Fig Leaf Rice Pilaf
The fig tree is most noted for its fruit. The only other thing most people know about the fig tree is that it was used as a privacy screen for Adam and Eve. However, it has another flavorful secret...delicious leaves. Yes, the leaves. Pick one and notice the thick, milky sap that seeps out. Give it a whiff. It imparts a fruity smell similar to a coconut. Pair that aroma with sweet and savory dishes, and you have a new way to add great flavor to food.
Fig leaves are commercially sold for tea. Fig leaf tea has been said to contain special health benefits. Some have claimed that it can help control blood sugar, thus making it a favorite holistic alternative for diabetics.
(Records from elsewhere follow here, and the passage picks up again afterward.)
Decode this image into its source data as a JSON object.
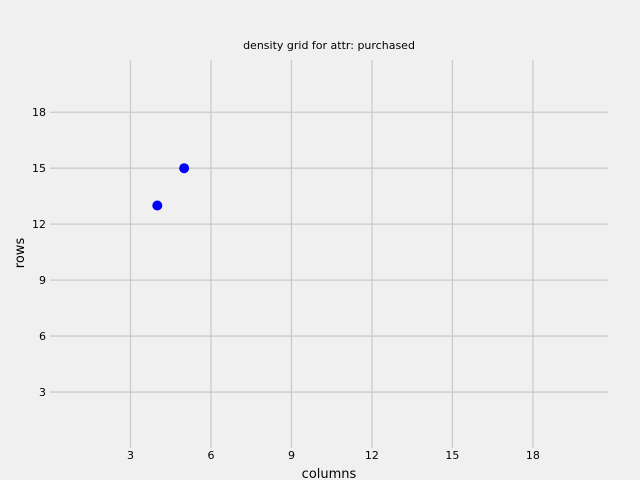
{
  "chart_data": {
    "type": "scatter",
    "title": "density grid for attr: purchased",
    "xlabel": "columns",
    "ylabel": "rows",
    "xlim": [
      0,
      20.8
    ],
    "ylim": [
      0,
      20.8
    ],
    "xticks": [
      3,
      6,
      9,
      12,
      15,
      18
    ],
    "yticks": [
      3,
      6,
      9,
      12,
      15,
      18
    ],
    "grid": true,
    "points": [
      {
        "x": 4,
        "y": 13
      },
      {
        "x": 5,
        "y": 15
      }
    ],
    "colors": {
      "background": "#f0f0f0",
      "grid": "#cbcbcb",
      "marker": "#0000ff"
    }
  }
}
The fig is a member of the mulberry family. The fruit of the fig is eaten fresh or dried. There are numerous cakes, cookies, breads and stuffing type dishes featuring figs. What about the leaves? In some parts of the world, fig leaves are steamed or boiled and used as a wrap for rice. If you are not keen on eating a fig leaf, try using it as an aromatic. When steamed on top of vegetables, rice or fish, the dish will take on a delicate nutty and fruity flavor. It’s a great way to flavor up a recipe without much effort.
Fig Leaf Rice Pilaf
- 2 tablespoons butter
- 2 tablespoons olive oil
- 1/2 onion, chopped
- 2 cups long-grain white rice
- 3 cups chicken stock
- 1 1/2 teaspoons salt
- 1 fresh fig leaf
Preheat oven to 350 degrees F (175 degrees C).
Melt butter and olive oil in a large oven proof saucepan over medium heat.
Add onion; cook and stir until onion is lightly browned, 7 to 8 minutes.
Add the 2 cups of rice to the pan.
Mix in the rice with the oil and onion mixture.
Add the chicken stock.
Bring to a boil, reduce heat to low, and simmer for 5 minutes.
Turn off the burner and add the fig leaf to the top of the rice.
Put a lid onto the pot and place in it in the preheated oven.
Bake for 35 minutes.
Remove from oven and allow to rest, covered, for 10 minutes.
Remove lid, discard the fig leaf and fluff with a fork to separate the grains of rice.